You’ll miss the outdoor promenade deck that goes all the way around a ship under cover on deck 4 or 5. This ship has a few seating areas on this level but they end. If you want to walk all the way around, you have to go at the pool deck or higher and be in the sun.
I would prefer a glass shower door to an unsanitary curtain.
The four rows of rear seats in the Princess Theatre need to be tiered. Seats are crammed into the theatre with central aisles only and no drink holders.
Our dining room service was very slow, but that may be the fault of our assistant waiter who did nothing except carry the meal orders from the dining room. Our waiter refilled the water glasses at our request, and he never once asked if we wanted more rolls or went out of his way to do anything special.
Cabins are very small with no sofas like in the balcony staterooms on RCCL. The standard balconies are even smaller. They barely fit two chairs and a cheap table.
Ports of Call included a barbecue beach lunch at Princess Cays in the Bahamas, St. Thomas and St. Maarten. I’ve written about these before in previous posts and didn’t do anything new this time except walk around, shop, and lunch in town. Look under Cruising in my blog Archives if you want to catch up on prior voyages. We had lunch in the Greenhouse restaurant at both locations. The one at St. Maarten had free WiFi if you sat inside, which still has an open air view of the water.

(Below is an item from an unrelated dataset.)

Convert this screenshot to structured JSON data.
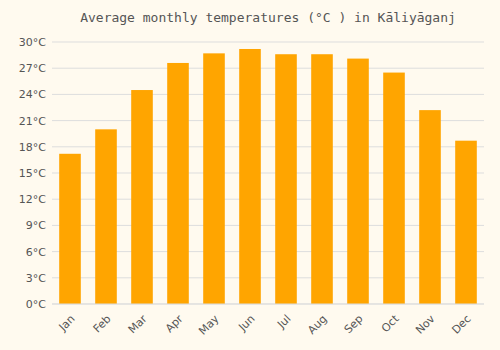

On our last day at sea, we went out on deck in the morning after a rainstorm to see a brilliant rainbow stretching all the way across the sky. How fantastic is this, folks?
Here we took RCCL’s Best of St. Thomas tour to see the St. Peter Greathouse which opened to the public fairly recently. Owned by a governor initially, the house passed into various hands before being turned into a tourist attraction and catering hall. Our open air bus made two stops along the way at scenic overlooks, but the view from this impressive estate surpassed them.
The house itself exudes tropical ambiance with its expansive windows and comfortable furnishings.
Along with a gift shop and snack bar, there’s a planked nature walk that I enjoyed the most. Surrounded by lush tropical foliage, you descend a boardwalk into the jungle via a series of steps and then climb back up. It’s not too strenuous, and the fruity rum punch we had beforehand fortified us. This is a worthwhile tour if you want to get a taste of St. Thomas’s lush beauty. It took about 3 hours, so if you book an early morning excursion, you’ll still have plenty of time for shopping in town.
Back at Charlotte Amalie, the port town, we had lunch at the Green House. I recommend this restaurant or Café Amici in an alley near A.H. Riise. Once fed, we trekked uphill about 3 blocks to visit the old Jewish synagogue. It’s a sturdy building that has been here since the 1700’s. Sand covers the floor, and there’s a small gift shop off to the side.
Back downhill, we stormed the shops along Main Street. My favorite stores are Imperial Jewelers, Cardow’s, Ballerina Jewelers, and Royal Caribbean (not related to cruise line). A.H. Riise still has the best liquor selection, cosmetics, perfumes, rum balls, hook bracelets, and more. If you dock near Havensight Mall, you have a chance for more last minute shopping before the ship sails.